Jason Mayes posted an exciting demo this week, showing an idea that he'd had about using AI Agents to book flights. What made the demo particularly interesting is that it used a Gemma 2, 2B parameter model running locally in the browser.

In the demo, you can talk to the virtual booking agent using the web speech APIs to set out what type of trip you want. The speech API takes your input and uses the LLM to ask follow-up questions or generate some dummy search results (as if it were the Google flights API). Try it out on CodePen!

I thought this was an interesting intersection of some existing web APIs and AI to give a sneak peek at what Web 4.0 could look like, where agents do the repetitive work of form filling and querying for you. After looking through Jason's code, one thing that really stood out was the size of the prompts. The prompt that's used by the booking agent comes in at approx 1,000 tokens (or 566 words), it goes through everything from how the LLM should behave, to some rules it should abide by, example inputs, outputs and what the output JSON should look like.
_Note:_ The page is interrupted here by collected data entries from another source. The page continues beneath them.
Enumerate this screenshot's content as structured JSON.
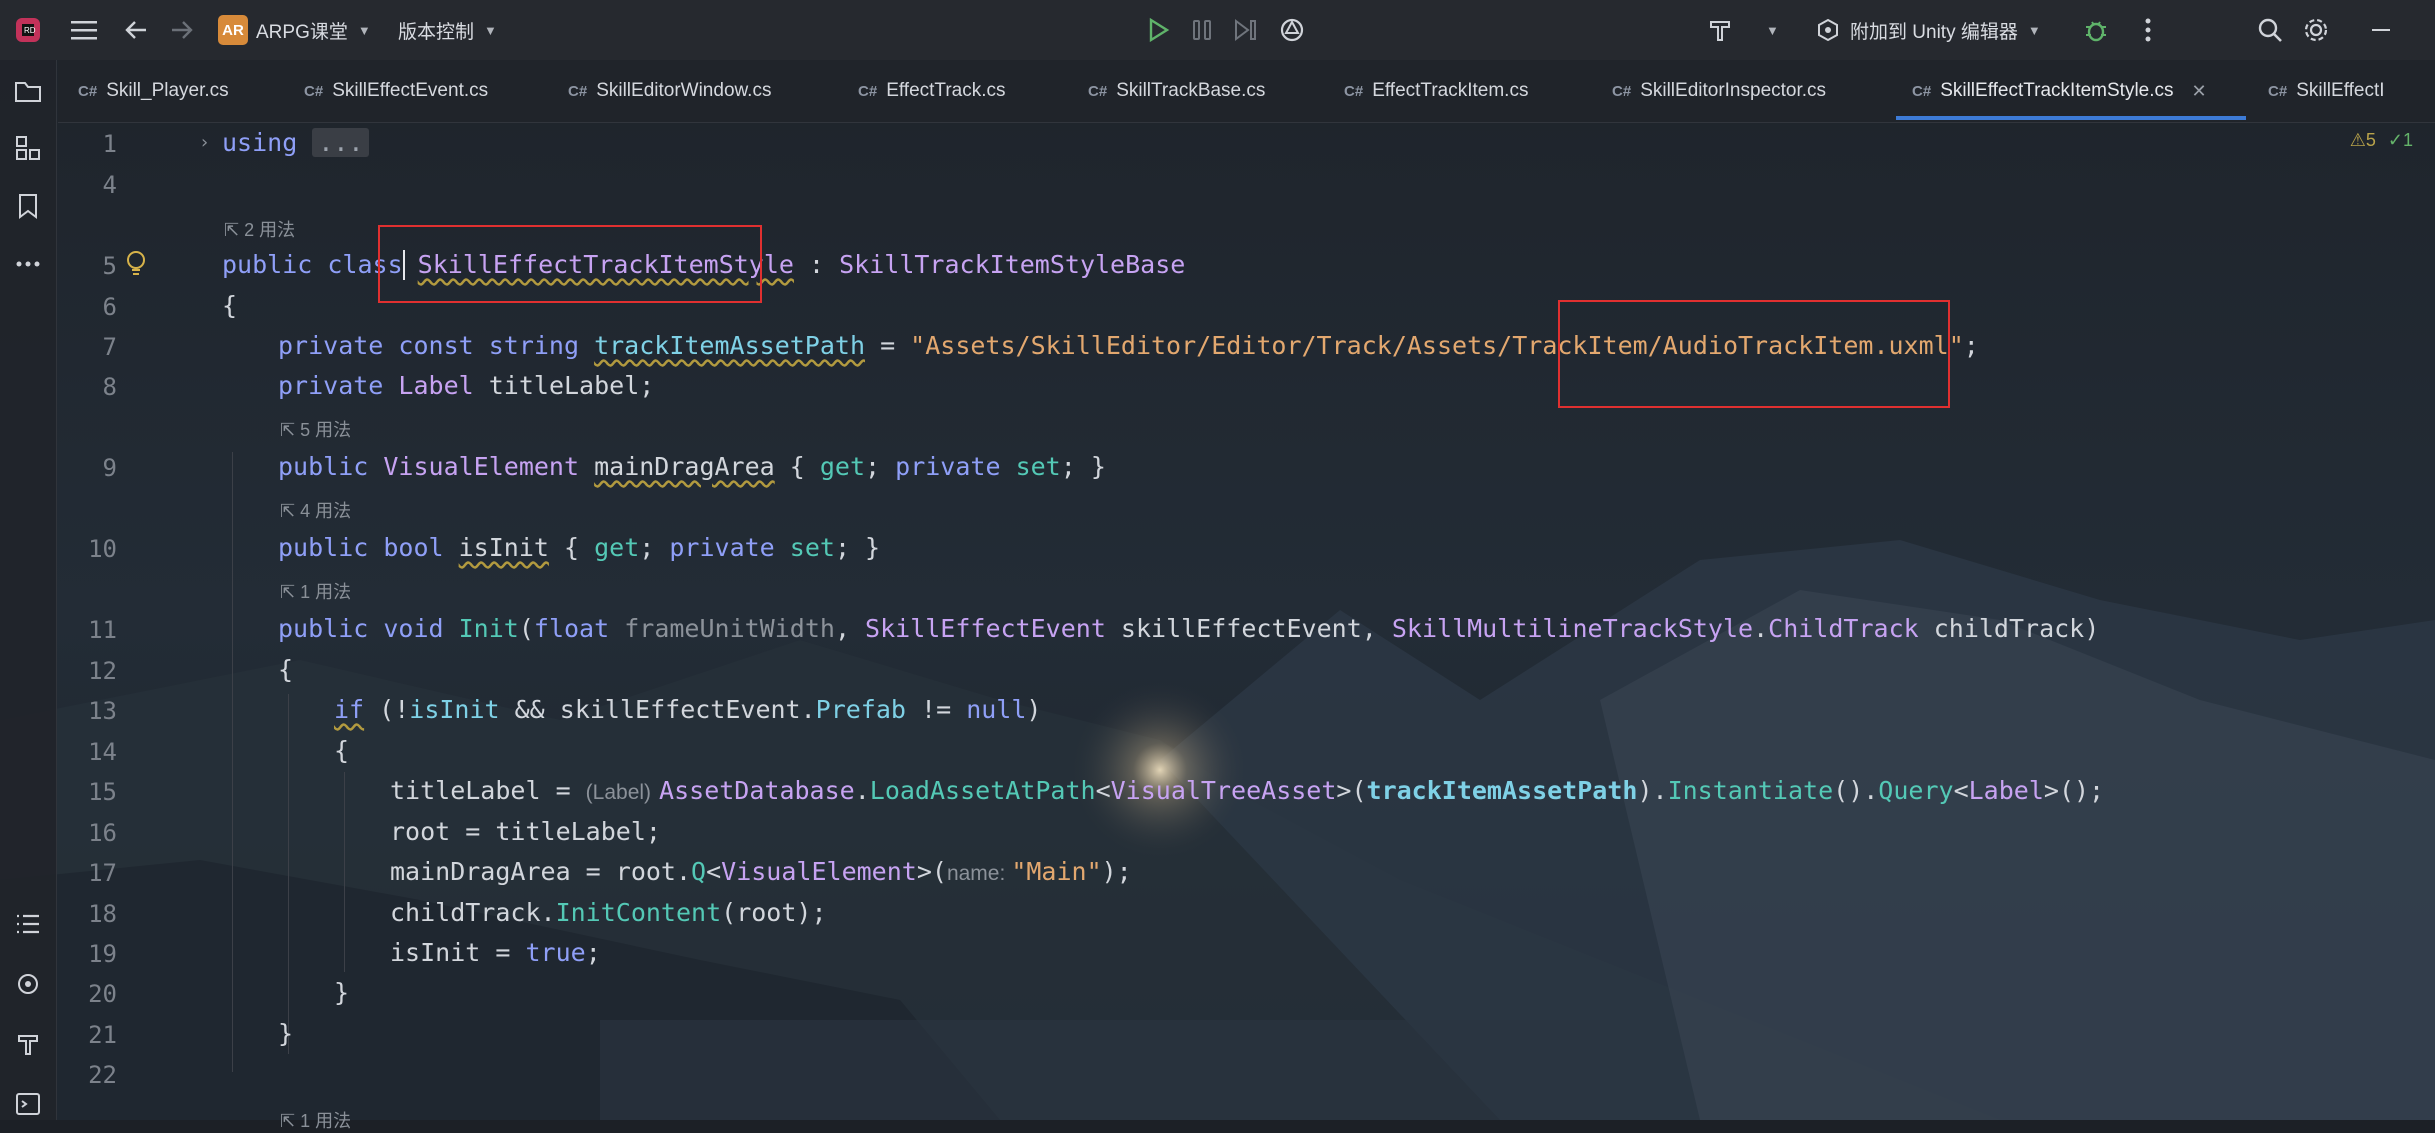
{
  "titlebar": {
    "project_badge": "AR",
    "project_name": "ARPG课堂",
    "vcs_label": "版本控制",
    "attach_label": "附加到 Unity 编辑器"
  },
  "tabs": [
    {
      "label": "Skill_Player.cs"
    },
    {
      "label": "SkillEffectEvent.cs"
    },
    {
      "label": "SkillEditorWindow.cs"
    },
    {
      "label": "EffectTrack.cs"
    },
    {
      "label": "SkillTrackBase.cs"
    },
    {
      "label": "EffectTrackItem.cs"
    },
    {
      "label": "SkillEditorInspector.cs"
    },
    {
      "label": "SkillEffectTrackItemStyle.cs"
    },
    {
      "label": "SkillEffectI"
    }
  ],
  "tab_prefix": "C#",
  "inspections": {
    "warnings": "⚠5",
    "ok": "✓1"
  },
  "editor": {
    "line_numbers": [
      "1",
      "4",
      "5",
      "6",
      "7",
      "8",
      "9",
      "10",
      "11",
      "12",
      "13",
      "14",
      "15",
      "16",
      "17",
      "18",
      "19",
      "20",
      "21",
      "22"
    ],
    "usage_hints": [
      "2 用法",
      "5 用法",
      "4 用法",
      "1 用法",
      "1 用法"
    ],
    "inlay_hints": {
      "label_cast": "(Label)",
      "name_param": "name:"
    },
    "line1": {
      "kw": "using",
      "fold": "..."
    },
    "line5": {
      "kw": "public class ",
      "name": "SkillEffectTrackItemStyle",
      "sep": " : ",
      "base": "SkillTrackItemStyleBase"
    },
    "line6": "{",
    "line7": {
      "kw": "private const string ",
      "name": "trackItemAssetPath",
      "eq": " = ",
      "str": "\"Assets/SkillEditor/Editor/Track/Assets/TrackItem/AudioTrackItem.uxml\"",
      "end": ";"
    },
    "line8": {
      "kw": "private ",
      "type": "Label",
      "rest": " titleLabel;"
    },
    "line9": {
      "kw": "public ",
      "type": "VisualElement",
      "sp": " ",
      "name": "mainDragArea",
      "rest1": " { ",
      "get": "get",
      "mid": "; ",
      "pv": "private ",
      "set": "set",
      "rest2": "; }"
    },
    "line10": {
      "kw": "public bool ",
      "name": "isInit",
      "rest1": " { ",
      "get": "get",
      "mid": "; ",
      "pv": "private ",
      "set": "set",
      "rest2": "; }"
    },
    "line11": {
      "kw": "public void ",
      "fn": "Init",
      "p1": "(",
      "kw2": "float ",
      "arg1": "frameUnitWidth",
      "c1": ", ",
      "t1": "SkillEffectEvent",
      "a2": " skillEffectEvent, ",
      "t2": "SkillMultilineTrackStyle",
      "dot": ".",
      "t3": "ChildTrack",
      "a3": " childTrack)"
    },
    "line12": "{",
    "line13": {
      "kw": "if",
      "p1": " (!",
      "f1": "isInit",
      "p2": " && skillEffectEvent.",
      "f2": "Prefab",
      "p3": " != ",
      "kw2": "null",
      "p4": ")"
    },
    "line14": "{",
    "line15": {
      "a": "titleLabel = ",
      "t1": "AssetDatabase",
      "d1": ".",
      "fn1": "LoadAssetAtPath",
      "lt": "<",
      "t2": "VisualTreeAsset",
      "gt": ">(",
      "f1": "trackItemAssetPath",
      "d2": ").",
      "fn2": "Instantiate",
      "d3": "().",
      "fn3": "Query",
      "lt2": "<",
      "t3": "Label",
      "end": ">();"
    },
    "line16": {
      "a": "root = titleLabel;"
    },
    "line17": {
      "a": "mainDragArea = root.",
      "fn": "Q",
      "lt": "<",
      "t": "VisualElement",
      "gt": ">(",
      "str": "\"Main\"",
      "end": ");"
    },
    "line18": {
      "a": "childTrack.",
      "fn": "InitContent",
      "end": "(root);"
    },
    "line19": {
      "a": "isInit = ",
      "kw": "true",
      "end": ";"
    },
    "line20": "}",
    "line21": "}"
  },
  "colors": {
    "accent": "#3d7bd6",
    "highlight_box": "#e03030"
  }
}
This prompt probably took some tweaking to get it to behave as expected and I had a suspicion that given a well-crafted user input, it could go off-script and generate something other than a good output. I thought there must be an easier way rather than pleading with the prompt to get what you want!

Using Grammar

If you use grammar with language models, you can programmatically define and constrain what the output should be and easily ensure that the LLM always gives something reasonable. In our case, JSON in a specific structure.

I used the open-source AiBrow extension so that I could still run Gemma 2, 2B locally on the device, but also so I could define a JSON output schema for the LLM. This worked fantastically well and it meant I could be lazy about writing my new much shorter prompt (approx. 150 tokens), getting good outputs from the LLM on the first iteration...

You are a travel bot API who needs to book flights for people and your task is to fill the JSON object from the users input so we can search for a flight.
The user will give you some free text and you should do your best to update the JSON object. The current JSON object is:

${JSON.stringify(formToObj())}

If you need more information or any fields are blank, use the \`followUpQuestion\` field to ask the user for more information & ask for more than one thing at a time, be friendly, but don't use emojis. If you have all the information you need, leave the \`followUpQuestion\` field blank.

And here is the grammar that was used to specify the output

{
  type: 'object',
  properties: {
    passengerCount: { type: 'integer' },
    seatClass: {
      type: 'string',
      enum: ['economy', 'premium economy', 'business', 'first']
    },
    legs: {
      type: 'array',
      minItems: 1,
      maxItems: 2,
      items: {
        type: 'object',
        properties: {
          departureLocation: { type: 'string' },
          destinationLocation: { type: 'string' },
          departureDate: { type: 'string' },
          returnDate: { type: 'string' }
        },
        required: ['departureLocation', 'destinationLocation', 'departureDate', 'returnDate'],
        additionalProperties: false
      }
    },
    followUpQuestion: { type: 'string' }
  },
  required: ['passengerCount', 'seatClass', 'legs'],
  additionalProperties: false
}

The output grammar inadvertently contains additional context for the LLM, as when it starts to generate the fields it becomes statistically more likely to fill them in from the input data. This means, for example, I don't need to tell the LLM that there can be multiple legs and each one should have a departure and destination, it just becomes statistically likely to do this as it computes the output.

As Web 4.0 develops during 2025, I'm sure we'll see structured outputs become a key part of ensuring agents can efficiently consume and direct LLM execution towards their agentic goals.

You can give my grammar demo a try on CodePen too (it's a bit hacked around, but it's an interesting proof of concept!). Make sure you download the AiBrow extension first!